Posted by Johan Vergeer on 02-Feb-2017 04:46

I would like to use a regular expression in OpenEdge to replace parts of a string.

In this case we want to replace SQL expressions with a symbol (now we use ?).

So what I have so far is this:

USING Progress.Lang.*.
USING System.Text.RegularExpressions.*.

BLOCK-LEVEL ON ERROR UNDO, THROW.

CLASS TOOLS.externals.TextSanitizer:

CONSTRUCTOR PUBLIC TextSanitizer ( ):
SUPER ().
END CONSTRUCTOR.

METHOD PUBLIC CHARACTER SanitizeSql( INPUT pInputText AS CHARACTER ):

DEFINE VARIABLE RESULT AS CHARACTER NO-UNDO.
DEFINE VARIABLE regexp AS Regex NO-UNDO.

regexp = NEW Regex("^((INSERT)\s+(INTO).*((VALUES)|(SELECT))|(SELECT).*(FROM)|(UPDATE).*(SET)|(DELETE)\s+(FROM)|((CREATE)|(DROP)|(TRUNCATE)|(ALTER)|(MODIFY))\s+((INDEX)|(TABLE)|(DATABASE)|(COLUMN)|(VIEW)))$").
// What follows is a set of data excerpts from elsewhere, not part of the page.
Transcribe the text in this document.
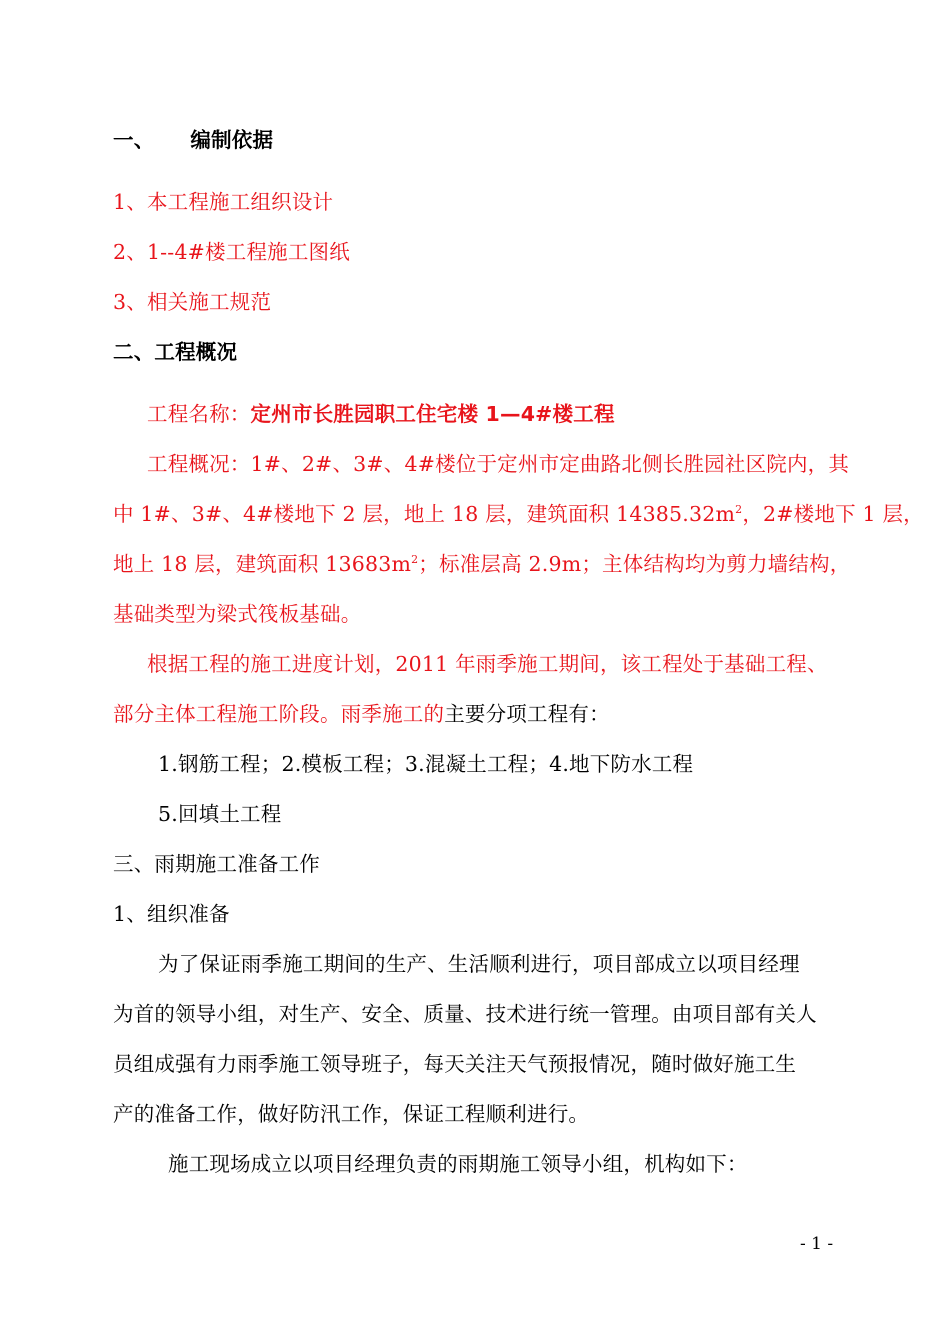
一、 编制依据
1、本工程施工组织设计
2、1--4#楼工程施工图纸
3、相关施工规范
二、工程概况
工程名称：定州市长胜园职工住宅楼 1—4#楼工程
工程概况：1#、2#、3#、4#楼位于定州市定曲路北侧长胜园社区院内，其
中 1#、3#、4#楼地下 2 层，地上 18 层，建筑面积 $14385.32m^2$，2#楼地下 1 层，
地上 18 层，建筑面积 $13683m^2$；标准层高 2.9m；主体结构均为剪力墙结构，
基础类型为梁式筏板基础。
根据工程的施工进度计划，2011 年雨季施工期间，该工程处于基础工程、
部分主体工程施工阶段。雨季施工的主要分项工程有：
1.钢筋工程；2.模板工程；3.混凝土工程；4.地下防水工程
5.回填土工程
三、雨期施工准备工作
1、组织准备
为了保证雨季施工期间的生产、生活顺利进行，项目部成立以项目经理
为首的领导小组，对生产、安全、质量、技术进行统一管理。由项目部有关人
员组成强有力雨季施工领导班子，每天关注天气预报情况，随时做好施工生
产的准备工作，做好防汛工作，保证工程顺利进行。
施工现场成立以项目经理负责的雨期施工领导小组，机构如下：
- 1 -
RESULT = regexp:Replace(pInputText, "?").

DELETE OBJECT regexp.

RETURN RESULT.

END METHOD.

END CLASS.

What I have tried to get mixed casing work:

regexp = NEW Regex("/^rest of the regex$/ig").

And I wrote a procedure to run some tests:

BLOCK-LEVEL ON ERROR UNDO, THROW.

USING TOOLS.externals.TextSanitizer.

DEFINE VARIABLE textSanitizer AS TextSanitizer NO-UNDO.
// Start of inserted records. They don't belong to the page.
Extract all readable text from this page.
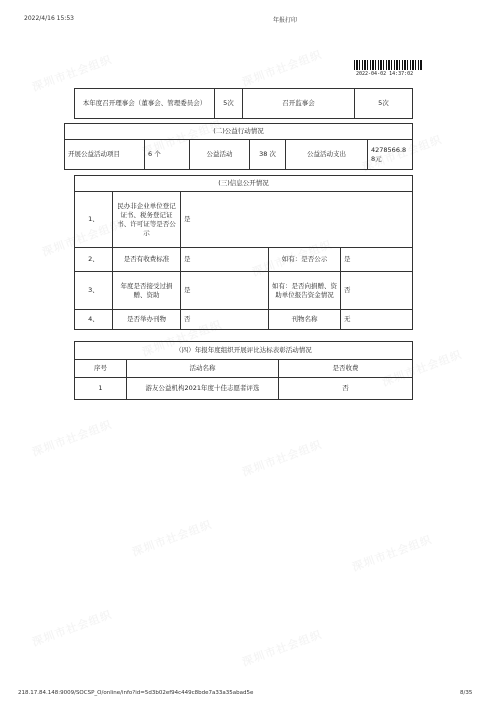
2022/4/16 15:53	年报打印
2022-04-02 14:37:02
本年度召开理事会（董事会、管理委员会）	5次	召开监事会	5次
(二)公益行动情况
开展公益活动项目	6 个	公益活动	38 次	公益活动支出	4278566.88元
(三)信息公开情况				
1、	民办非企业单位登记证书、税务登记证书、许可证等是否公示	是		
2、	是否有收费标准	是	如有：是否公示	是
3、	年度是否接受过捐赠、资助	是	如有：是否向捐赠、资助单位报告资金情况	否
4、	是否举办刊物	否	刊物名称	无
（四）年报年度组织开展评比达标表彰活动情况		
序号	活动名称	是否收费
1	游友公益机构2021年度十佳志愿者评选	否
218.17.84.148:9009/SOCSP_O/online/info?id=5d3b02ef94c449c8bde7a33a35abad5e	8/35
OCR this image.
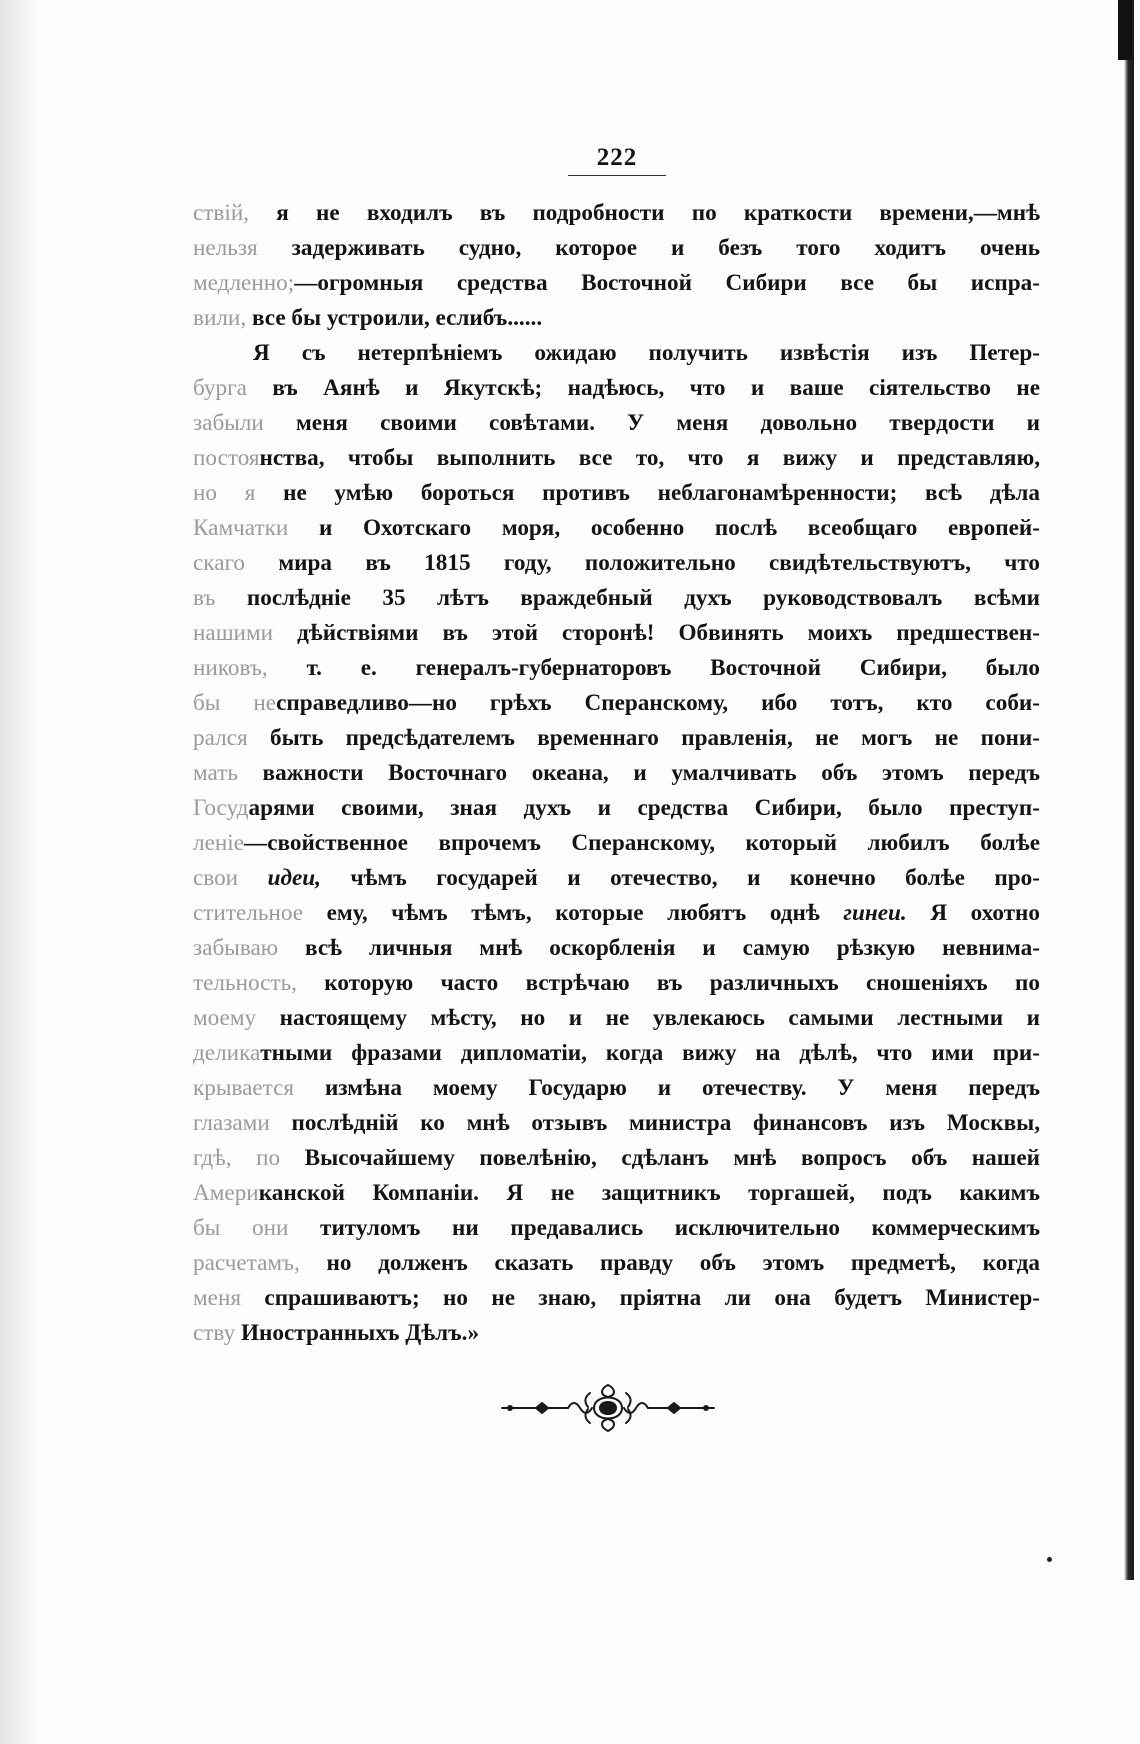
222
ствій, я не входилъ въ подробности по краткости времени,—мнѣ
нельзя задерживать судно, которое и безъ того ходитъ очень
медленно;—огромныя средства Восточной Сибири все бы испра-
вили, все бы устроили, еслибъ......
Я съ нетерпѣніемъ ожидаю получить извѣстія изъ Петер-
бурга въ Аянѣ и Якутскѣ; надѣюсь, что и ваше сіятельство не
забыли меня своими совѣтами. У меня довольно твердости и
постоянства, чтобы выполнить все то, что я вижу и представляю,
но я не умѣю бороться противъ неблагонамѣренности; всѣ дѣла
Камчатки и Охотскаго моря, особенно послѣ всеобщаго европей-
скаго мира въ 1815 году, положительно свидѣтельствуютъ, что
въ послѣдніе 35 лѣтъ враждебный духъ руководствовалъ всѣми
нашими дѣйствіями въ этой сторонѣ! Обвинять моихъ предшествен-
никовъ, т. е. генералъ-губернаторовъ Восточной Сибири, было
бы несправедливо—но грѣхъ Сперанскому, ибо тотъ, кто соби-
рался быть предсѣдателемъ временнаго правленія, не могъ не пони-
мать важности Восточнаго океана, и умалчивать объ этомъ передъ
Государями своими, зная духъ и средства Сибири, было преступ-
леніе—свойственное впрочемъ Сперанскому, который любилъ болѣе
свои идеи, чѣмъ государей и отечество, и конечно болѣе про-
стительное ему, чѣмъ тѣмъ, которые любятъ однѣ гинеи. Я охотно
забываю всѣ личныя мнѣ оскорбленія и самую рѣзкую невнима-
тельность, которую часто встрѣчаю въ различныхъ сношеніяхъ по
моему настоящему мѣсту, но и не увлекаюсь самыми лестными и
деликатными фразами дипломатіи, когда вижу на дѣлѣ, что ими при-
крывается измѣна моему Государю и отечеству. У меня передъ
глазами послѣдній ко мнѣ отзывъ министра финансовъ изъ Москвы,
гдѣ, по Высочайшему повелѣнію, сдѣланъ мнѣ вопросъ объ нашей
Американской Компаніи. Я не защитникъ торгашей, подъ какимъ
бы они титуломъ ни предавались исключительно коммерческимъ
расчетамъ, но долженъ сказать правду объ этомъ предметѣ, когда
меня спрашиваютъ; но не знаю, пріятна ли она будетъ Министер-
ству Иностранныхъ Дѣлъ.»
textSanitizer = NEW TextSanitizer().
MESSAGE textSanitizer:SanitizeSql("SELECT * FROM") VIEW-AS ALERT-BOX.

RETURN.

The tests I have run so far:

`SELECT * FROM` --> This returns `?` as expected
`select * from` --> This returns the original string, so mixed casing does not work, not even when I added `/i`
`SELECT * FROM SELCT * FROM` --> This also returned `?`, while I would expect `? SELCT * FROM`
`SELECT * FROM SELECT * FROM` --> Returns `?`, what I would expect is `? ?`

Could someone help me out here?

OpenEdge Development - Forum

Posted by Johan Vergeer on 02-Feb-2017 05:45

It looks like I got it to work:

METHOD PUBLIC CHARACTER SanitizeSql( INPUT pInputText AS CHARACTER ):

DEFINE VARIABLE RESULT AS CHARACTER NO-UNDO.
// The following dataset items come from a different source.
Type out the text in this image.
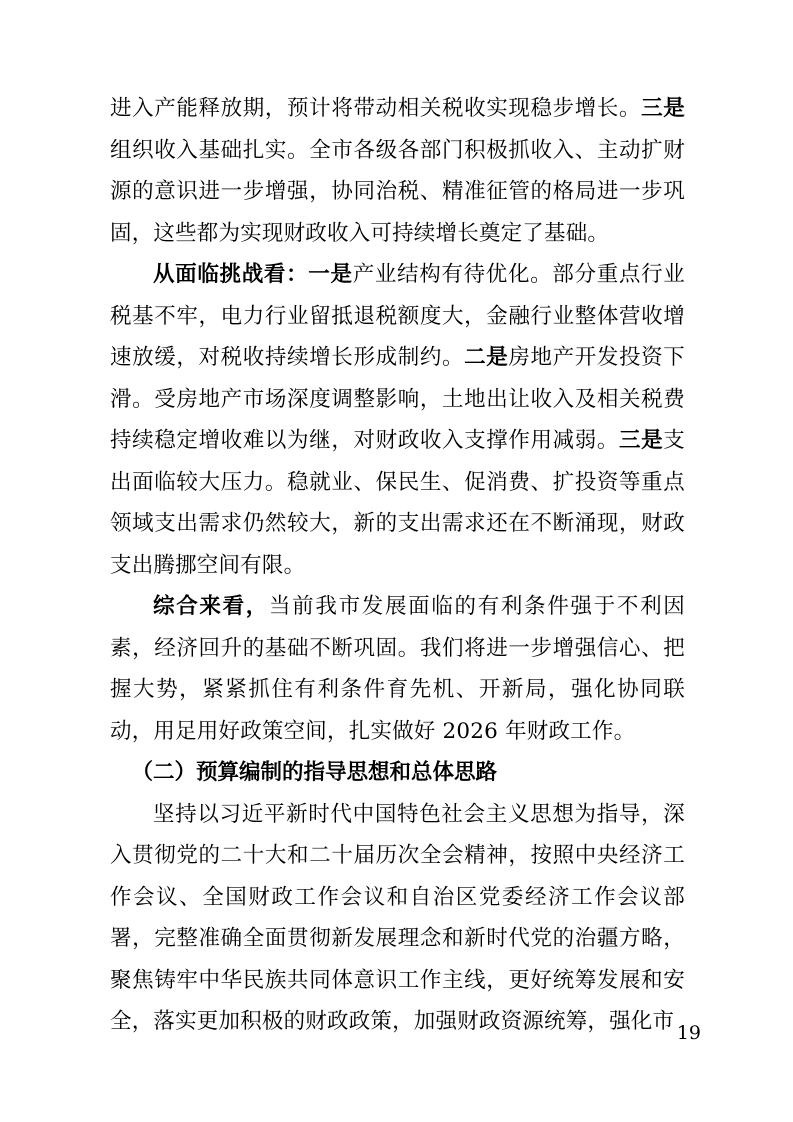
进入产能释放期，预计将带动相关税收实现稳步增长。三是组织收入基础扎实。全市各级各部门积极抓收入、主动扩财源的意识进一步增强，协同治税、精准征管的格局进一步巩固，这些都为实现财政收入可持续增长奠定了基础。

从面临挑战看：一是产业结构有待优化。部分重点行业税基不牢，电力行业留抵退税额度大，金融行业整体营收增速放缓，对税收持续增长形成制约。二是房地产开发投资下滑。受房地产市场深度调整影响，土地出让收入及相关税费持续稳定增收难以为继，对财政收入支撑作用减弱。三是支出面临较大压力。稳就业、保民生、促消费、扩投资等重点领域支出需求仍然较大，新的支出需求还在不断涌现，财政支出腾挪空间有限。

综合来看，当前我市发展面临的有利条件强于不利因素，经济回升的基础不断巩固。我们将进一步增强信心、把握大势，紧紧抓住有利条件育先机、开新局，强化协同联动，用足用好政策空间，扎实做好 2026 年财政工作。

（二）预算编制的指导思想和总体思路

坚持以习近平新时代中国特色社会主义思想为指导，深入贯彻党的二十大和二十届历次全会精神，按照中央经济工作会议、全国财政工作会议和自治区党委经济工作会议部署，完整准确全面贯彻新发展理念和新时代党的治疆方略，聚焦铸牢中华民族共同体意识工作主线，更好统筹发展和安全，落实更加积极的财政政策，加强财政资源统筹，强化市 19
DEFINE VARIABLE regexp AS Regex NO-UNDO.

DO WHILE regexp:IsMatch(pInputText) = TRUE:

pInputText = regexp:Replace(pInputText, "%%").

END.

RESULT = pInputText.

DELETE OBJECT regexp.

RETURN RESULT.

END METHOD.

So what I did here is check if the regex can find a match, and as long as it can, keep replacing.

All Replies

Posted by David Abdala on 02-Feb-2017 05:00

Can't really help you, but just explain the results:

Regular expressions search for the LONGEST match, not the shortest.

In both "unexpected" cases, you have two FROM, and between (SELECT) and (FROM) you have .*, then the longest match for the .* is everything between the first SELECT and the last FROM.

How to ignore case? No idea.

how to make it pick the shortest match? No idea.

I prefer string handling to regular expressions, except when the regular expression is really simple (maybe one or two times in the last 20 years).

I don't know what exactly are yo doing, but we implemented an SQL parser class (that makes replacements, transformations to ABL, etc) where the first step is to split the SQL into a temp-table, using mostly ENTRY.